The week following the conference there were close to ten articles that came out. Each time I was amazed that these outlets found something I was working on to be worth writing about. And beyond that, I’ve been able to meet a lot of owners and managers and over the past few months I’ve toured a lot of stadiums and front offices.
When I was meeting with one MLB team, I found myself sitting with the owner on the field. There was probably 20 000 fans there, and there I was with the owner. My whole life I was one of the 20 000. It’s stuff I dreamed about growing up. Being in the public light and these experiences that I never in my life thought I’d have, took a lot of getting used to and then again it’s so temporary.
TC: Have any franchises (NBA or otherwise) shown an interest in using your analysis to restructure their teams?
MA: The short answer is that we are working with a couple teams and we can’t disclose them just yet. Hopefully within a few months we’ll be able to be public about them.
A couple of teams have reached out in the NBA. And a couple we’ve reached out to ourselves. Through this, I’ve been able to learn more about how franchises work, and what types of data operations they employ.
And following the conference a few teams did get in touch with us for other sports, in the other professional leagues. I spent 3 days this past summer on site working with a MLB team, working with their data operations staff. I think there’s a lot of potential in football and baseball and it’s just a matter of finding the time to pursue it.
A few college teams have also been very interested. When I presented at the conference, I shared a network about college teams. I still think it’s some of the best work I’ve produced. We’ve had conversations with college teams, and even internationally.
TC: What are teams most interested in using your analysis for?
MA: Depends on the team and the time of the year. Most teams tend to be most interested in drafting. If you draft the right player, that could be a 100 million dollar decision. Every year teams pass up a player that could have transformed their franchise.
We’re still pretty early in our partnerships with teams, so we’re still figuring out what they want to do with the analytical capabilities.
TC: Have you encountered many skeptics?
MA: It helps that we have endorsement from venture firms that have backed the company—I can say our CEO is a PhD mathematician, that our founder is a math professor at Stanford. We have a lot of things we can use toward credibility, but there are always skeptics and it can be hard to dispel them since findings and progress cannot be shared when the data involved is confidential.

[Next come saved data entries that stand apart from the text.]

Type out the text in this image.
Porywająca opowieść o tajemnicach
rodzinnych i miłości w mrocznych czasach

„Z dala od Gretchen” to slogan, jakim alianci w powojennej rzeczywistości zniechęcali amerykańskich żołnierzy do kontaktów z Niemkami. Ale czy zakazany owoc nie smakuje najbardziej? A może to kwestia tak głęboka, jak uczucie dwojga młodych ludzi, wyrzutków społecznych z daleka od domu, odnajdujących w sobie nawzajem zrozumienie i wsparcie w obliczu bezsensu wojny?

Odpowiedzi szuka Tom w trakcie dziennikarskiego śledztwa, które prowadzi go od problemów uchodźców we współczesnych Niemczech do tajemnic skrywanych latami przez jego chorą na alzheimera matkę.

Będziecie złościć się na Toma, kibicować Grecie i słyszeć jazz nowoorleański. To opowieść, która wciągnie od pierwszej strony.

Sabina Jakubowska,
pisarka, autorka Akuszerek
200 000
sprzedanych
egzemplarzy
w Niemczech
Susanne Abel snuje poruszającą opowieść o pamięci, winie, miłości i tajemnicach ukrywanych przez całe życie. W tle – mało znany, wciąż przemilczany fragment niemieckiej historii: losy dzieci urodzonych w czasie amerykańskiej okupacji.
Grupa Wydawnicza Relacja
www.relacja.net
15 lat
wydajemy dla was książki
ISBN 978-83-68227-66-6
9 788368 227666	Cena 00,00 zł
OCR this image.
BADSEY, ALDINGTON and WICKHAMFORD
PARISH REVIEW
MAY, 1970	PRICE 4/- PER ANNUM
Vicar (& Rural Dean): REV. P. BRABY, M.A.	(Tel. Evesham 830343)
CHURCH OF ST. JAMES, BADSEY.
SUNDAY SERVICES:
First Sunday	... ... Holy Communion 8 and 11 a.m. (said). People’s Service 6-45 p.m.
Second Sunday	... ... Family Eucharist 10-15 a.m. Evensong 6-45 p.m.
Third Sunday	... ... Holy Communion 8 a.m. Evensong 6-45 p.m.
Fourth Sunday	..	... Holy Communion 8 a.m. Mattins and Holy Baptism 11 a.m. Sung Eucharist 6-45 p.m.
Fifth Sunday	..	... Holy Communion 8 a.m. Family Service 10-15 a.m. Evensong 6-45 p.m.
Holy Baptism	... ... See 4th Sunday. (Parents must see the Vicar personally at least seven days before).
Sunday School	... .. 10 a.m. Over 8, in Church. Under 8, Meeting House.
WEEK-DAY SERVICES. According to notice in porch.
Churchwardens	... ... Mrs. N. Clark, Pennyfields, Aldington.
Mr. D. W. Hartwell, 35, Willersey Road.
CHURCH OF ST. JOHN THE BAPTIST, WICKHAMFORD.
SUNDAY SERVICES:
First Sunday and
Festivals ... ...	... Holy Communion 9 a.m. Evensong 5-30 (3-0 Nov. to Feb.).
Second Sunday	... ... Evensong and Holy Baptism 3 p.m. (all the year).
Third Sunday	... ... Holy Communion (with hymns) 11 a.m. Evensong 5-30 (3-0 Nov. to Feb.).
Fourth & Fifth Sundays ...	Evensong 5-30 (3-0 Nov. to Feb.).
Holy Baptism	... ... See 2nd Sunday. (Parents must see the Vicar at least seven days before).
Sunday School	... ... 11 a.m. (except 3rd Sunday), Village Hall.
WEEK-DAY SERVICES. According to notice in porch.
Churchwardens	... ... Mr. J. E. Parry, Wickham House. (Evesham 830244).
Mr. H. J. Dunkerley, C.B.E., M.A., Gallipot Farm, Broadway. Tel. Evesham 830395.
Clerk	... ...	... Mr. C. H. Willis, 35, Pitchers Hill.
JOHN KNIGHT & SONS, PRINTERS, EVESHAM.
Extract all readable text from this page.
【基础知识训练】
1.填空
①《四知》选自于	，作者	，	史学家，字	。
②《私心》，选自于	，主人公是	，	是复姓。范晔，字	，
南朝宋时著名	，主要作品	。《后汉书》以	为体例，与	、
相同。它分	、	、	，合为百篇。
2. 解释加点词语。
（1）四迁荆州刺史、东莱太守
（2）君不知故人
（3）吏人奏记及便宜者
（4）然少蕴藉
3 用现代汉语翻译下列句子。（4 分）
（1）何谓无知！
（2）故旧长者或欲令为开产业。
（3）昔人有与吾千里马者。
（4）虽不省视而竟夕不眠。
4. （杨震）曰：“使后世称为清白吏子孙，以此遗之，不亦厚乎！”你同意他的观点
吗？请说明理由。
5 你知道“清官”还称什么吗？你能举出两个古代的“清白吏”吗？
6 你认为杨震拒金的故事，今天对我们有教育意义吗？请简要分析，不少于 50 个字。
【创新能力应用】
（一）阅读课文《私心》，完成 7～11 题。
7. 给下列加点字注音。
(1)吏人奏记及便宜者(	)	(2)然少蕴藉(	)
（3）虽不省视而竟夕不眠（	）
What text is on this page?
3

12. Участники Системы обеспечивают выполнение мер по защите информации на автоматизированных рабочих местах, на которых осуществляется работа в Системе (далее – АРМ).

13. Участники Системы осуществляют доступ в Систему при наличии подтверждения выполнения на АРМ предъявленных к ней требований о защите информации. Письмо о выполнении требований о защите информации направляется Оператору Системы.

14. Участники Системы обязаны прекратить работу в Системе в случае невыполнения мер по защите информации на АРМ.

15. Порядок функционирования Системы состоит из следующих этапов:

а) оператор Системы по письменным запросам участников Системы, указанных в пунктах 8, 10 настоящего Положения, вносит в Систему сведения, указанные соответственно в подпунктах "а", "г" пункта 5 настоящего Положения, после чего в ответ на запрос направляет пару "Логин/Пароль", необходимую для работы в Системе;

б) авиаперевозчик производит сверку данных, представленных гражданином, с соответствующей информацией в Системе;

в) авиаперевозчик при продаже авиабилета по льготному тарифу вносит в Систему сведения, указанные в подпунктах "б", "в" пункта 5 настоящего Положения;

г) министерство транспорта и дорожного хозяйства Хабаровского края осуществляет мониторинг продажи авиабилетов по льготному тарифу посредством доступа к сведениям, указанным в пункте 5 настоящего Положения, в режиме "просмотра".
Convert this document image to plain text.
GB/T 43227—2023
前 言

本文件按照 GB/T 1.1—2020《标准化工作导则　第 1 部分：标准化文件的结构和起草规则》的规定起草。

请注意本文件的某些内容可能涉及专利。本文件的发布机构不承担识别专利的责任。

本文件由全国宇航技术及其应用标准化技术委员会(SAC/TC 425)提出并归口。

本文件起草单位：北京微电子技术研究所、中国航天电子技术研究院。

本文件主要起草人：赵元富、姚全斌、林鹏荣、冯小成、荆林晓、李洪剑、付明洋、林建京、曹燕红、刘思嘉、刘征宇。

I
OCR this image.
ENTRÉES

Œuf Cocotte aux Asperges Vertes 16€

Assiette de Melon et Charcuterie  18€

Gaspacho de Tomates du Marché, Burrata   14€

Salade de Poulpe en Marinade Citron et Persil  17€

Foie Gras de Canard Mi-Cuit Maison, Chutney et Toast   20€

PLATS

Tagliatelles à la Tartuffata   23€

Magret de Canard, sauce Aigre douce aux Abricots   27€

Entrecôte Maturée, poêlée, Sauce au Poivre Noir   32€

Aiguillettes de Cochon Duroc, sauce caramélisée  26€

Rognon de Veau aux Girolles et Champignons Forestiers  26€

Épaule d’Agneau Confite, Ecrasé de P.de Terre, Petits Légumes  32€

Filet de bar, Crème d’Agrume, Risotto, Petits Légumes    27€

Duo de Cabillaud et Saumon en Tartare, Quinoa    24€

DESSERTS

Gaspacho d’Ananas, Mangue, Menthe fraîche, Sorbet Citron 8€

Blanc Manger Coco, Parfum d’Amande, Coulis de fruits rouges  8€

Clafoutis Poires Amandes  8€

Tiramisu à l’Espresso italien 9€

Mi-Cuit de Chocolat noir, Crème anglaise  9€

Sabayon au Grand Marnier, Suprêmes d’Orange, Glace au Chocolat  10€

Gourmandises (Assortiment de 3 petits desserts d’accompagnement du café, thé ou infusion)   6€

There have been a lot of people who have put the idea down. That was really hard to get used to. The positive stuff is easy, it’s fun. There were a few articles that ridiculed the idea. A lot of forums did as well.
In terms of the teams, some people are uneasy about us doing their jobs for them, or think that they can already do what we are doing. That seems to be the natural reaction. We do face a lot of skepticism and pushback. So it’s key that we find the teams who will take a risk on a new idea that they think will give them an upper hand, and who see us as partners and see working with us as a way to move forward.